Notícias
Quarta-feira, 21 de Dezembro de 2011
Final de ano trabalhando sem registro em carteira. O que fazer?
O trabalho sem registro em carteira é uma situação ilegal na qual o empregador pode sofrer uma ação, tendo que pagar todos os encargos e benefícios ao trabalhador. O primeiro dia de trabalho sem formalização do vinculo é ilegal.
Hoje, muitos trabalhadores são contratados e não têm registro em carteira ou qualquer outro vínculo empregatício. Um exemplo disso aconteceu com um tecelão admitido em uma indústria Têxtil com salário de R$ 463,00 mensal.

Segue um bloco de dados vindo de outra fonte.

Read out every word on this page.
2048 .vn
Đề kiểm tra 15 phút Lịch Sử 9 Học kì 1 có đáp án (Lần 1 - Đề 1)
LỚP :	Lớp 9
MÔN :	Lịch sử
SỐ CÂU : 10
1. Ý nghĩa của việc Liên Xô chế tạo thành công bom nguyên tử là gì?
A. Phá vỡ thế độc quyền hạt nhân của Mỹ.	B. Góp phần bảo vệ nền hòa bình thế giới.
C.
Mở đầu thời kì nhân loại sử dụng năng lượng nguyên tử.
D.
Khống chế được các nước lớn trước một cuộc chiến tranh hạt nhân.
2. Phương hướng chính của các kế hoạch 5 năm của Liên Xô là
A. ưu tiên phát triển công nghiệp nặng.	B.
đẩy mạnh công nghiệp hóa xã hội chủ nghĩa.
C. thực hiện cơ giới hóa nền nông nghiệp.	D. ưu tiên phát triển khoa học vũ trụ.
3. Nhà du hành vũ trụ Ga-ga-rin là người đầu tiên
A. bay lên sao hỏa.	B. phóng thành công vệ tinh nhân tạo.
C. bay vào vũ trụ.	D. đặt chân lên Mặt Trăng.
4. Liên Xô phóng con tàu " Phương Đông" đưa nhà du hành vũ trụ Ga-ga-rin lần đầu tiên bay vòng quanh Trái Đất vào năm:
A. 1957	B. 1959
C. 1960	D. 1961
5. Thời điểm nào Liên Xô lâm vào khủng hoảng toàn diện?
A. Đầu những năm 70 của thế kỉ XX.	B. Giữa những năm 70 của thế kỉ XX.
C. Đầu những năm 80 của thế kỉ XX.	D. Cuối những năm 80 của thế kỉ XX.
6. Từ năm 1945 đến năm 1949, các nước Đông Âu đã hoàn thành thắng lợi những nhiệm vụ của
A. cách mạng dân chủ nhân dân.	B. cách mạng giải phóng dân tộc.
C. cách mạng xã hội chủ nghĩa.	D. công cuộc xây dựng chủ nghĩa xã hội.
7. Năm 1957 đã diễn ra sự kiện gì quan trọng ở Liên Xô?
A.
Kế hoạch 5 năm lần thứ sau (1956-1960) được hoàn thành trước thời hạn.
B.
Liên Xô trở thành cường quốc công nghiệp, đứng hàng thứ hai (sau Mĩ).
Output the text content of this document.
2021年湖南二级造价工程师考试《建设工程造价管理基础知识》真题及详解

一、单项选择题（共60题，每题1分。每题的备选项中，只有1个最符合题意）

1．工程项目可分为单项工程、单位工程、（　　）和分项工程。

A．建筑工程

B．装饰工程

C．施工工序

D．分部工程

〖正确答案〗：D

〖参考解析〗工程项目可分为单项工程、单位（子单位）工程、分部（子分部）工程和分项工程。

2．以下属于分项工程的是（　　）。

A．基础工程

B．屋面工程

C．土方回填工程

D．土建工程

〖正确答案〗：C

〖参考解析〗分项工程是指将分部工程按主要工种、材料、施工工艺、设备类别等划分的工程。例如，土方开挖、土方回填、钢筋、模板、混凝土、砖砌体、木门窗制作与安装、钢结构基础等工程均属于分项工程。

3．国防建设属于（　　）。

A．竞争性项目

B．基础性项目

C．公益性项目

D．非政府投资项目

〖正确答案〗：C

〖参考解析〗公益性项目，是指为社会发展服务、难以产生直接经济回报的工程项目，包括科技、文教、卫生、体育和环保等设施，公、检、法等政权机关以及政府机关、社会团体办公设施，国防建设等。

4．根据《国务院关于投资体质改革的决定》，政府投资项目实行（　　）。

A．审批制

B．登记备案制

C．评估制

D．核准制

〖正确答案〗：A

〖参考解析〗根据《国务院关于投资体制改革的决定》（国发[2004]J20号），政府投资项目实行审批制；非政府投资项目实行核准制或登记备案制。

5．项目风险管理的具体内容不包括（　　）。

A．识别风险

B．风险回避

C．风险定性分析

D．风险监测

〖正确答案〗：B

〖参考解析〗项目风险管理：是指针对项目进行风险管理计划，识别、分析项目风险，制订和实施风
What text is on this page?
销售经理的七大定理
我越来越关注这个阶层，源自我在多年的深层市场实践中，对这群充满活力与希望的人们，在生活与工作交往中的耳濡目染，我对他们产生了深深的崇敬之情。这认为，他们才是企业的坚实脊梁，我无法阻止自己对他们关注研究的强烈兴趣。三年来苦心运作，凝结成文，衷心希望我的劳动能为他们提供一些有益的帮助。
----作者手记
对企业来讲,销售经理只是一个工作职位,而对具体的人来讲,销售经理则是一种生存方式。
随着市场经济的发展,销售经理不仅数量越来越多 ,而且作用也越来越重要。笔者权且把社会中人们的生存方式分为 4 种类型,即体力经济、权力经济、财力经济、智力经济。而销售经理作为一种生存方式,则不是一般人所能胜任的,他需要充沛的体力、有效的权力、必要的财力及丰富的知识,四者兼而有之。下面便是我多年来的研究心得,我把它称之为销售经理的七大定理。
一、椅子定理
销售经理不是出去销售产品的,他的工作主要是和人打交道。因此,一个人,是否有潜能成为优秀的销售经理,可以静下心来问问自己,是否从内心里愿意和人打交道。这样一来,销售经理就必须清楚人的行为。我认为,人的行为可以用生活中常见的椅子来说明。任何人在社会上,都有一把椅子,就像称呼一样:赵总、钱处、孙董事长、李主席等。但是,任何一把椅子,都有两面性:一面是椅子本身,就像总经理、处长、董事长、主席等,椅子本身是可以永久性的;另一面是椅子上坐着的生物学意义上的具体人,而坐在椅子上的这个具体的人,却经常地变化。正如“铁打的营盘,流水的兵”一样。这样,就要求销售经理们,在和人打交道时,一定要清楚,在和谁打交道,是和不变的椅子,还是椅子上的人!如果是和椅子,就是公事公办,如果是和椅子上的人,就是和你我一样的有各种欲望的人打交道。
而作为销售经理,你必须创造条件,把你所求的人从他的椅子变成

Ele trabalhava das 19h às 7h, inclusive aos domingos e feriados, com folgas às sextas-feiras, e foi demitido sem justa causa sete meses após a contratação, sem ter recebido as verbas rescisórias a que tinha direito.
O tecelão propôs uma ação trabalhista contra a empresa, que negou a prestação de serviços, mas não apresentou provas suficientes para descaracterizar a relação de trabalho. A sentença foi favorável ao tecelão e a empresa foi condenada a fazer o registro em sua carteira de trabalho e pagar-lhe as verbas rescisórias.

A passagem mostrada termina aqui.